Markets are rallying in the wake of Greek parliamentary approval for a new round of austerity measures that would trim €325 million ($430 million) from the government’s 2013 budget, reduce minimum wage by 20%, cut 15,000 public sector jobs, and draw down medical spending and benefits from pension funds.However, the real hurdle is still ahead for the disbursement of Greece’s second bailout—private sector involvement.
Negotiations between Greece and its private sector creditors have been going on for months now, with little progress to be shown for those endeavours. Deadlines for the deal and bond swap to be finalised have repeatedly been pushed back—most recently to sometime late this week.
The problem is not actually the deal itself; after a significant amount of brinkmanship, creditors and the government are likely to reach an agreement. It’s the fact that representatives of the banking sector do not necessarily speak for all, or even a strong majority of, bondholders.

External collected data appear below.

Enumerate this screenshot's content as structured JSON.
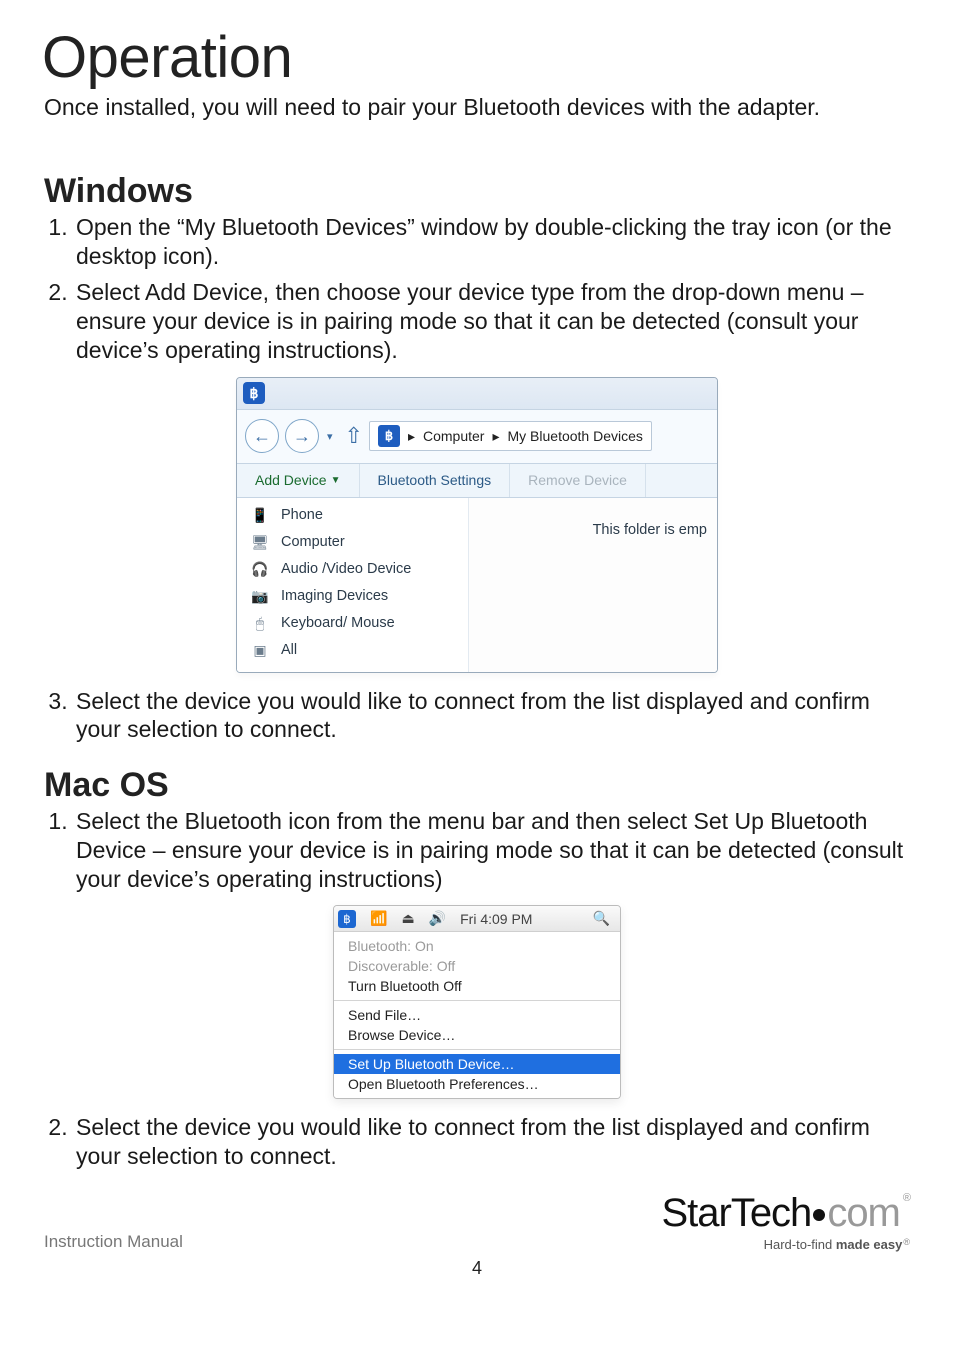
{
  "heading": "Operation",
  "intro": "Once installed, you will need to pair your Bluetooth devices with the adapter.",
  "windows": {
    "title": "Windows",
    "steps": [
      "Open the “My Bluetooth Devices” window by double-clicking the tray icon (or the desktop icon).",
      "Select Add Device, then choose your device type from the drop-down menu – ensure your device is in pairing mode so that it can be detected (consult your device’s operating instructions).",
      "Select the device you would like to connect from the list displayed and confirm your selection to connect."
    ],
    "breadcrumb": {
      "part1": "Computer",
      "part2": "My Bluetooth Devices"
    },
    "toolbar": {
      "add": "Add Device",
      "settings": "Bluetooth Settings",
      "remove": "Remove Device"
    },
    "dropdown": [
      "Phone",
      "Computer",
      "Audio /Video Device",
      "Imaging Devices",
      "Keyboard/ Mouse",
      "All"
    ],
    "emptyText": "This folder is emp"
  },
  "mac": {
    "title": "Mac OS",
    "steps": [
      "Select the Bluetooth icon from the menu bar and then select Set Up Bluetooth Device – ensure your device is in pairing mode so that it can be detected (consult your device’s operating instructions)",
      "Select the device you would like to connect from the list displayed and confirm your selection to connect."
    ],
    "menubar": {
      "time": "Fri 4:09 PM"
    },
    "menu": {
      "status1": "Bluetooth: On",
      "status2": "Discoverable: Off",
      "toggle": "Turn Bluetooth Off",
      "send": "Send File…",
      "browse": "Browse Device…",
      "setup": "Set Up Bluetooth Device…",
      "prefs": "Open Bluetooth Preferences…"
    }
  },
  "footer": {
    "instr": "Instruction Manual",
    "page": "4",
    "brand": {
      "main1": "StarTech",
      "main2": "com",
      "tagline_prefix": "Hard-to-find ",
      "tagline_bold": "made easy"
    }
  }
}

This wouldn’t be a problem if EU leaders were willing to allow a credit event to occur and credit default swaps—insurance contracts on bond holdings—to be paid out. However, rightly or wrongly they appear intent on avoiding that, which means they’re going to have to forcefully coerce bondholders to participate in a way that is still “voluntary.”
The predicament here is that the medicine is probably worse than the disease—if EU leaders pull a high-handed manoeuvre to avoid a credit event, then they likely discredit the entire CDS industry—not just the relatively small, already marked-to-market Greek one.
If the bond swap doesn’t happen, however, this will jeopardize the premise for EU bailout funds in the first place. Greece will experience a disorderly default, and it’s unclear whether the country would remain in the euro.
Greece has a March 6 deadline for the bond swap to actually take place. After that, it has to receive bailout funds by March 27 to pay off €14.4 billion ($19 billion) in debts that mature on March 20 (there’s a seven day grace period).
This is the real obstacle ahead of EU leaders and one we’re likely to see play out in the coming few weeks.